Once I got to work the pokemon dataset, I added a couple of layers to the generator and discriminator for the new size, cats at 256x256. I maintained the same parameters as for the pokemon dataset. One big difference I noticed when augmenting the resolution is the loss fluctuation. Here is where Spectral Normalization comes to rescue, there is quite a difference between using it and not using it!
Cycle GAN was introduced by Zhu et al. as a more flexible option to image-to-image translation models, based on the famous pix2pix work by Isola et al. While pix2pix needs paired inputs, that is, each image has to be paired with the corresponding translation for the model to generalize to unseen images, CycleGAN does not need labelled data (paired images). It achieves such translation between 2 sets using a cycle consistency loss, which encourages that the translation from A to B to A to be the as close as possible to the original input A. The generator instead of using as input some noise Z, uses images from one of the sets, encodes then through a series of convolutional layers and residual blocks, and decodes using standard tranposed convolutions. The discriminator can be a regular DCGAN discriminator. However, we show how PatchGAN discriminator, initially introduced in the pix2pix model, generates much better results than the standard DCGAN discriminator.

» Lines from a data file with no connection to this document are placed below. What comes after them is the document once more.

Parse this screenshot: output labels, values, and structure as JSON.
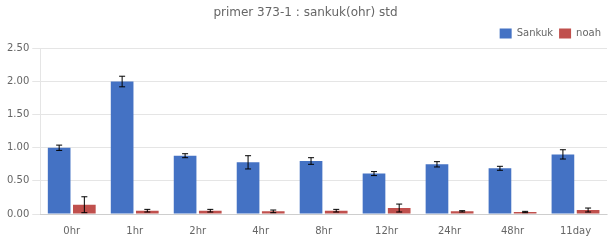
{
  "chart_data": {
    "type": "bar",
    "title": "primer 373-1 : sankuk(ohr) std",
    "categories": [
      "0hr",
      "1hr",
      "2hr",
      "4hr",
      "8hr",
      "12hr",
      "24hr",
      "48hr",
      "11day"
    ],
    "series": [
      {
        "name": "Sankuk",
        "color": "#4472C4",
        "values": [
          1.0,
          2.0,
          0.88,
          0.78,
          0.8,
          0.61,
          0.75,
          0.69,
          0.9
        ],
        "errors": [
          0.04,
          0.08,
          0.03,
          0.1,
          0.05,
          0.03,
          0.04,
          0.03,
          0.07
        ]
      },
      {
        "name": "noah",
        "color": "#C0504D",
        "values": [
          0.14,
          0.05,
          0.05,
          0.04,
          0.05,
          0.09,
          0.04,
          0.03,
          0.06
        ],
        "errors": [
          0.12,
          0.02,
          0.02,
          0.02,
          0.02,
          0.06,
          0.01,
          0.01,
          0.03
        ]
      }
    ],
    "ylim": [
      0,
      2.5
    ],
    "yticks": [
      {
        "value": 0,
        "label": "0.00"
      },
      {
        "value": 0.5,
        "label": "0.50"
      },
      {
        "value": 1,
        "label": "1.00"
      },
      {
        "value": 1.5,
        "label": "1.50"
      },
      {
        "value": 2,
        "label": "2.00"
      },
      {
        "value": 2.5,
        "label": "2.50"
      }
    ],
    "grid": true,
    "legend": "upper right"
  }
}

We train our DCGAN architecture using L2 loss, which helps stabilize the training with respect to the original GAN loss. We implement the training following the pseudocode below:
We run the training using basic transformation, ie, resizing and normalizing, and deluxe transformation, which includes resizing, random crop, random horizontal flip and normalization. We contrast these baseline results with some additions such as spectral normalization, patch discriminator and differentiable data augmentation.
We show some results on both generators (X to Y and Y to X) using the cats dataset:
We see how the Translation from Blue to Grumpy is better. This is due to the difference in size between the 2 datasets, while Grumpy has 205 images, Blue has only 76. This naturally translates to a difficult generation on the latter case.
The major improvement that we can see here is in the Grumpy to Blue cat. While generating Grumpy cats do not improve significantly, cycle-consistency loss greatly improves the generation of Blue cats. However, results are still far away from desired. To alleviate this, let's look at the results of doing data augmentation deluxe.
We have similar results from baseline 2, grumpy cats do not improve greatly, but the data augmentation really pays off in the blue cat.
In this last baseline, we see how cycle consistency loss improve greatly the generation of the grumpy cats, being this baseline the best so far. On the other hand, sadly, Blue cats not only do not improve from Baseline 3, but they get worse.
PatchGAN discriminator makes the difference! Finally we see good results for the grumpy cats and the best Blue cat generated so far. PatchGAN discriminator deleted some yellow artifacts we have seen previously around the eyes of the Bue cats.
The cycle loss again does not add much in the grumpy cats nor the blue cats. Arguably, grumpy cats have similar qualities and Blue cats are definitely worse.